Miriam, la sœur de Hannah, a pour sa part quitté le Royaume-Uni en 2016. Elle a séjourné en Nouvelle-Zélande pendant environ trois mois avant de s'installer en Australie. Miriam a la double nationalité, ce qui lui permet de vivre et de travailler en Australie. Comme sa sœur, Miriam est rentrée en Angleterre fin mai, et ce, pour les mêmes raisons. Aujourd'hui, elle attend la baisse des prix des billets d'avion et que les vaccins contre la COVID-19 soient déployés afin de pouvoir retourner en Australie où très peu de restrictions sont en vigueur pour le moment et où les bars, restaurants, clubs et plages sont ouverts.

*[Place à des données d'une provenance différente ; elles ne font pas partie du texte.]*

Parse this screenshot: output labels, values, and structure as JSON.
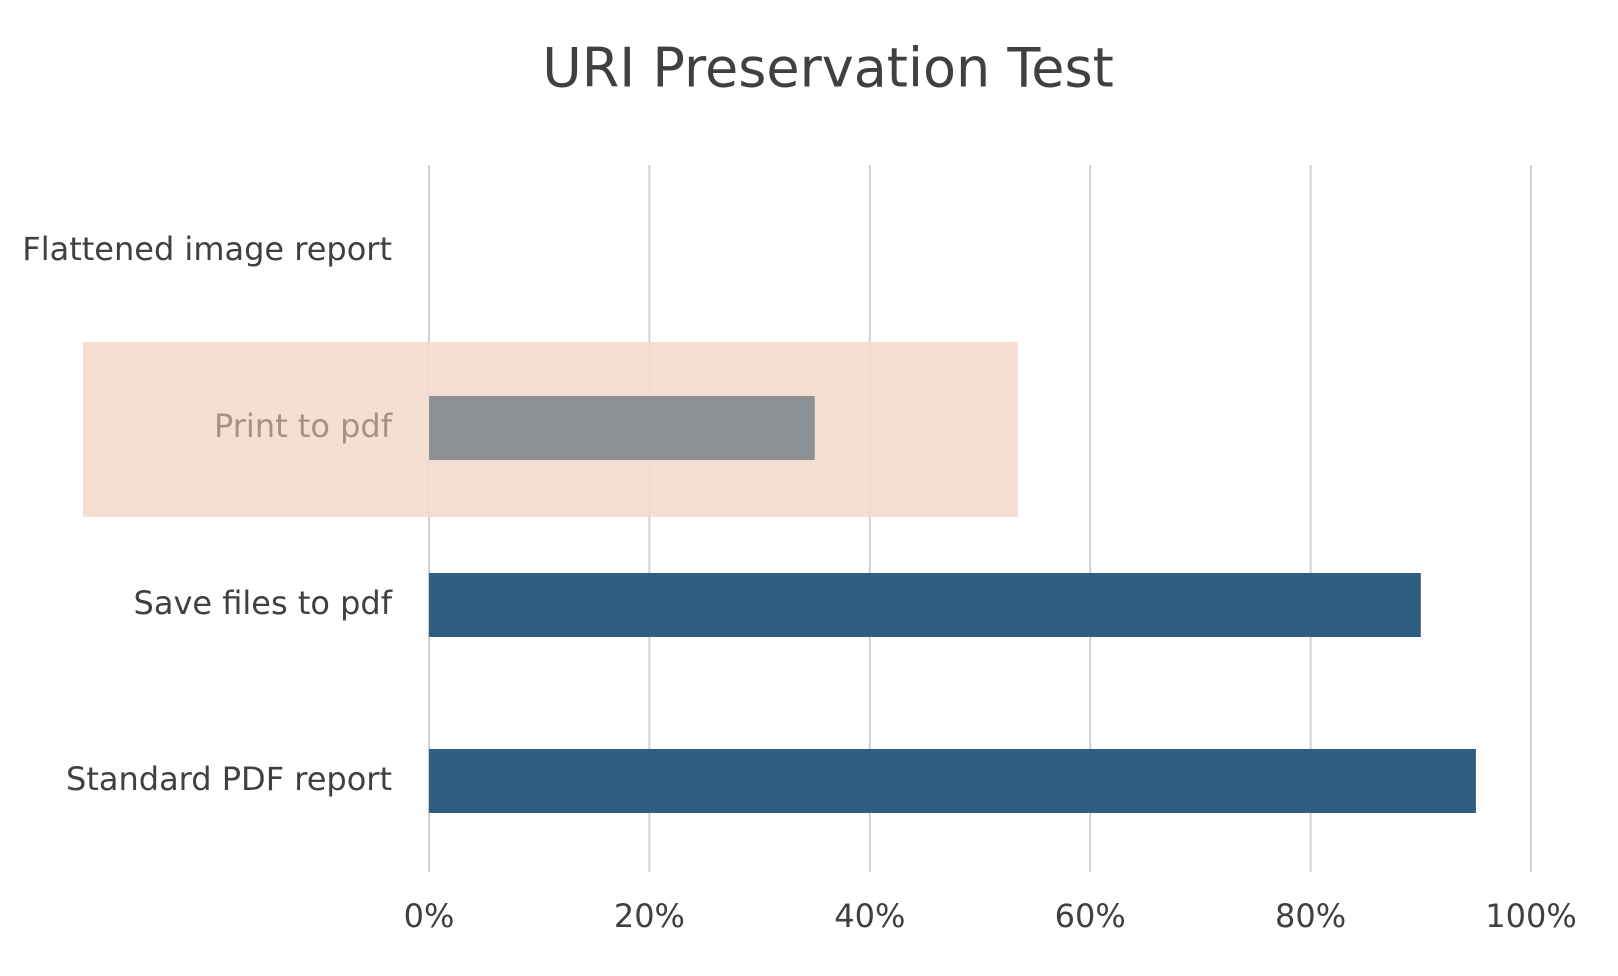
{
  "chart_data": {
    "type": "hbar",
    "title": "URI Preservation Test",
    "categories": [
      "Flattened image report",
      "Print to pdf",
      "Save files to pdf",
      "Standard PDF report"
    ],
    "values": [
      0,
      35,
      90,
      95
    ],
    "colors": [
      "#2e5f80",
      "#8c9196",
      "#2e5f80",
      "#2e5f80"
    ],
    "xlim": [
      0,
      100
    ],
    "xticks": [
      {
        "value": 0,
        "label": "0%"
      },
      {
        "value": 20,
        "label": "20%"
      },
      {
        "value": 40,
        "label": "40%"
      },
      {
        "value": 60,
        "label": "60%"
      },
      {
        "value": 80,
        "label": "80%"
      },
      {
        "value": 100,
        "label": "100%"
      }
    ],
    "grid": true
  }
}
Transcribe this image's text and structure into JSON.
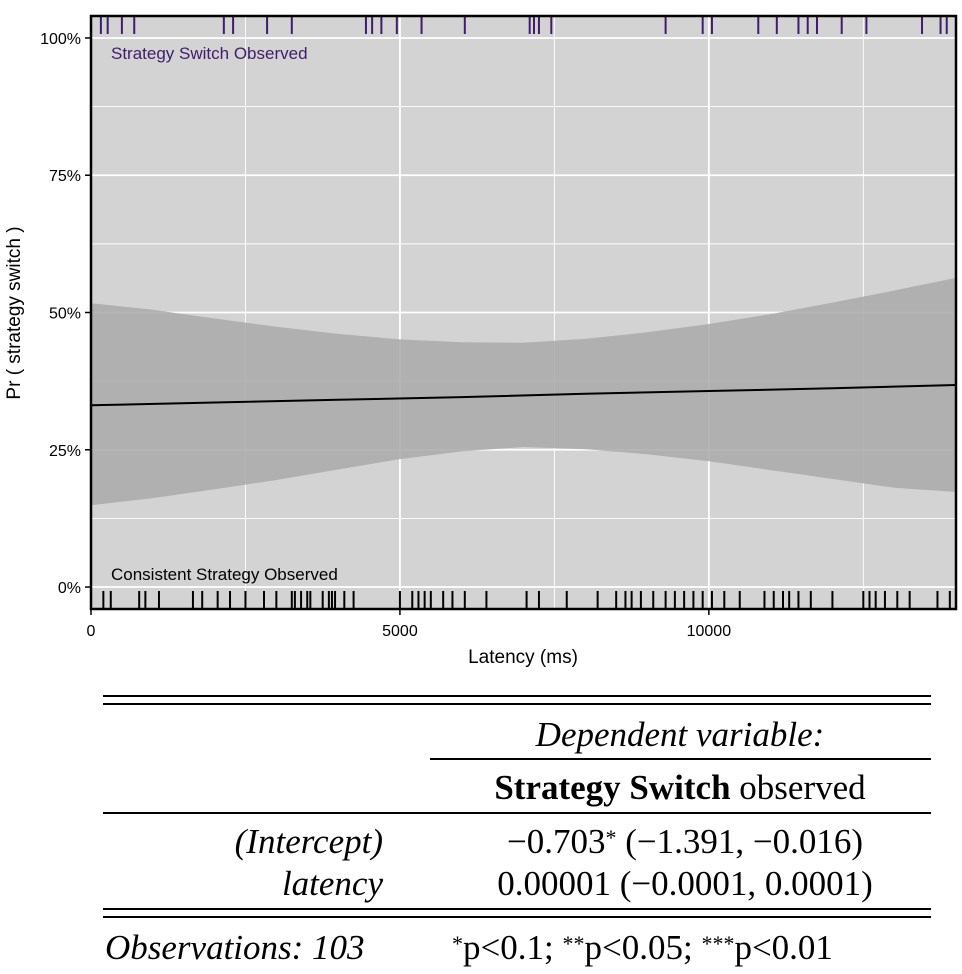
{
  "chart_data": {
    "type": "line",
    "xlabel": "Latency (ms)",
    "ylabel": "Pr ( strategy switch )",
    "xlim": [
      0,
      14000
    ],
    "ylim": [
      -0.04,
      1.04
    ],
    "x_ticks": [
      0,
      5000,
      10000
    ],
    "x_tick_labels": [
      "0",
      "5000",
      "10000"
    ],
    "y_ticks": [
      0,
      0.25,
      0.5,
      0.75,
      1.0
    ],
    "y_tick_labels": [
      "0%",
      "25%",
      "50%",
      "75%",
      "100%"
    ],
    "x_minor_gridlines": [
      2500,
      7500,
      12500
    ],
    "y_minor_gridlines": [
      0.125,
      0.375,
      0.625,
      0.875
    ],
    "grid": true,
    "fit_line": {
      "x": [
        0,
        2000,
        4000,
        6000,
        8000,
        10000,
        12000,
        14000
      ],
      "y": [
        0.331,
        0.336,
        0.341,
        0.346,
        0.352,
        0.357,
        0.362,
        0.368
      ]
    },
    "confidence_band": {
      "x": [
        0,
        1000,
        2000,
        3000,
        4000,
        5000,
        6000,
        7000,
        8000,
        9000,
        10000,
        11000,
        12000,
        13000,
        14000
      ],
      "upper": [
        0.517,
        0.505,
        0.489,
        0.474,
        0.461,
        0.451,
        0.446,
        0.445,
        0.452,
        0.464,
        0.479,
        0.497,
        0.518,
        0.54,
        0.563
      ],
      "lower": [
        0.149,
        0.162,
        0.178,
        0.195,
        0.214,
        0.233,
        0.247,
        0.255,
        0.251,
        0.242,
        0.229,
        0.213,
        0.197,
        0.181,
        0.173
      ]
    },
    "annotations": {
      "top_label": "Strategy Switch Observed",
      "bottom_label": "Consistent Strategy Observed"
    },
    "rug_top_x": [
      160,
      270,
      500,
      700,
      2150,
      2300,
      2850,
      3250,
      4450,
      4550,
      4700,
      4950,
      5350,
      6050,
      7100,
      7170,
      7250,
      7450,
      9300,
      9900,
      10050,
      10800,
      11100,
      11450,
      11600,
      11750,
      12150,
      12550,
      13450,
      13750,
      13850
    ],
    "rug_bottom_x": [
      200,
      320,
      780,
      880,
      1100,
      1650,
      1800,
      2050,
      2250,
      2500,
      2800,
      3000,
      3250,
      3300,
      3400,
      3500,
      3550,
      3750,
      3850,
      3900,
      3950,
      4100,
      4250,
      5000,
      5200,
      5300,
      5400,
      5500,
      5700,
      5850,
      6050,
      6400,
      7050,
      7250,
      7700,
      8200,
      8500,
      8650,
      8750,
      8900,
      9100,
      9300,
      9450,
      9600,
      9750,
      9900,
      10050,
      10250,
      10500,
      10900,
      11050,
      11200,
      11300,
      11450,
      11650,
      12000,
      12500,
      12600,
      12700,
      12850,
      13050,
      13250,
      13700,
      13900
    ],
    "colors": {
      "panel": "#d3d3d3",
      "band": "#a9a9a9",
      "grid": "#ffffff",
      "line": "#000000",
      "rug_top": "#3f1d6b",
      "rug_bottom": "#000000"
    }
  },
  "table": {
    "dep_var_label": "Dependent variable:",
    "dep_var_bold": "Strategy Switch",
    "dep_var_rest": " observed",
    "rows": [
      {
        "label": "(Intercept)",
        "coef": "−0.703",
        "sig": "*",
        "ci": " (−1.391, −0.016)"
      },
      {
        "label": "latency",
        "coef": "0.00001 (−0.0001, 0.0001)",
        "sig": "",
        "ci": ""
      }
    ],
    "observations": "Observations: 103",
    "note": {
      "s1": "*",
      "t1": "p<0.1; ",
      "s2": "**",
      "t2": "p<0.05; ",
      "s3": "***",
      "t3": "p<0.01"
    }
  }
}
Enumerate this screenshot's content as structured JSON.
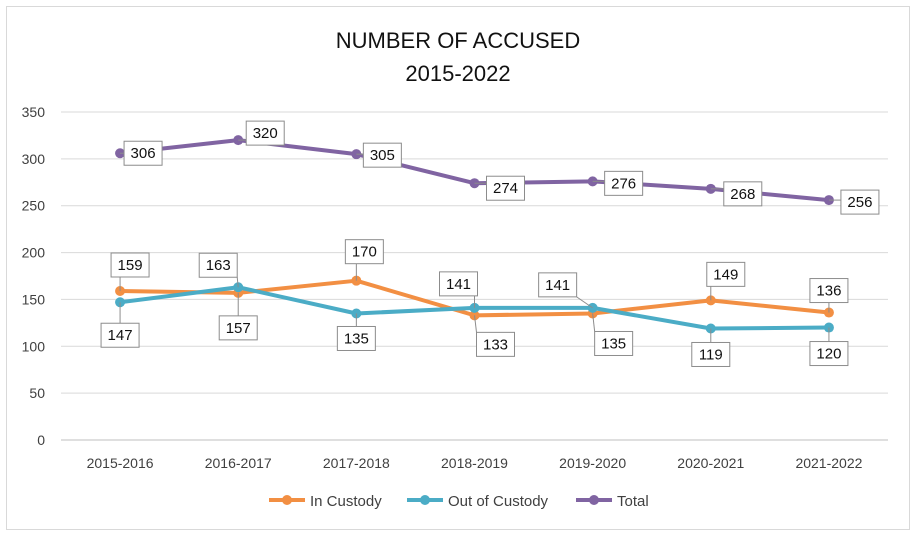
{
  "chart_data": {
    "type": "line",
    "title": "NUMBER OF ACCUSED",
    "subtitle": "2015-2022",
    "xlabel": "",
    "ylabel": "",
    "categories": [
      "2015-2016",
      "2016-2017",
      "2017-2018",
      "2018-2019",
      "2019-2020",
      "2020-2021",
      "2021-2022"
    ],
    "ylim": [
      0,
      350
    ],
    "yticks": [
      0,
      50,
      100,
      150,
      200,
      250,
      300,
      350
    ],
    "grid": true,
    "legend_position": "bottom",
    "series": [
      {
        "name": "In Custody",
        "color": "#f28f43",
        "values": [
          159,
          157,
          170,
          133,
          135,
          149,
          136
        ]
      },
      {
        "name": "Out of Custody",
        "color": "#4bacc6",
        "values": [
          147,
          163,
          135,
          141,
          141,
          119,
          120
        ]
      },
      {
        "name": "Total",
        "color": "#8064a2",
        "values": [
          306,
          320,
          305,
          274,
          276,
          268,
          256
        ]
      }
    ]
  }
}
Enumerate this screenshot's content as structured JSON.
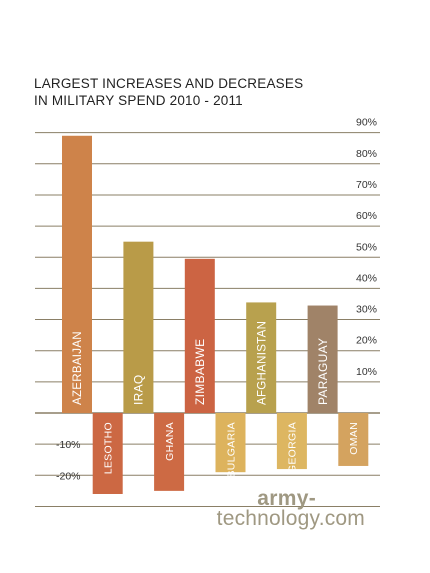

Miriam nous parle également de sa santé mentale au Royaume-Uni au cœur de la pandémie. « La partie la plus difficile c'est le fait que ce n'est pas là où je veux être. C'était totalement imprévu. Je suis maintenant incapable de voyager librement entre l'Australie et l'Angleterre, et ça c'est assez difficile à supporter. Venir d'Australie, qui est maintenant plus ou moins un pays sans COVID-19, et rester coincé dans un pays confiné, en plus du fait que mon père soit malade, a été une étape difficile. Je suis généralement de nature très positive et heureuse, et j'ai beaucoup d'amis et proches ici, mais les restrictions sanitaires m'empêchent de les voir et de profiter de la vie. Je dirais que j'arrive à gérer mon état d'esprit et que je me sens plutôt bien. Cependant, c'est mon corps qui réagit à mon anxiété et mon stress. En plus de devenir anémique, j'ai des troubles de santé intestinale ainsi que des troubles dermatologiques.

Pour mieux faire face à cette situation, Miriam discute régulièrement avec ses amis tout en réfléchissant à ce que l'avenir lui réserve. « Je fais des projets très légers. Je me suis rendue compte que tout le monde vit la même chose, alors cela facilite l'acceptation. Écouter de la musique et des podcasts et me concentrer sur ce que je peux contrôler (par exemple, faire du sport, cuisiner, apprendre en ligne, marcher) sont des choses qui aident ».

Il n'empêche que la pandémie a changé la vie de Miriam de manière positive. Aujourd'hui, plus que jamais, c'est en Australie qu'elle souhaite vivre et, sans doute, pour toujours. « J'ai démarré une activité secondaire pendant la crise. J'ai toujours été passionnée par la pâtisserie et pour l'instant j'en fournis à deux magasins. Bien sûr, je passe énormément de temps avec ma famille et j'ai eu la chance de renouer avec certains de mes amis dont je m'étais éloignée depuis mon départ. Si au début je voulais absolument trouver un emploi pour gagner ma vie, je me suis résolue à changer de carrière et à faire quelque chose que j'aime réellement ».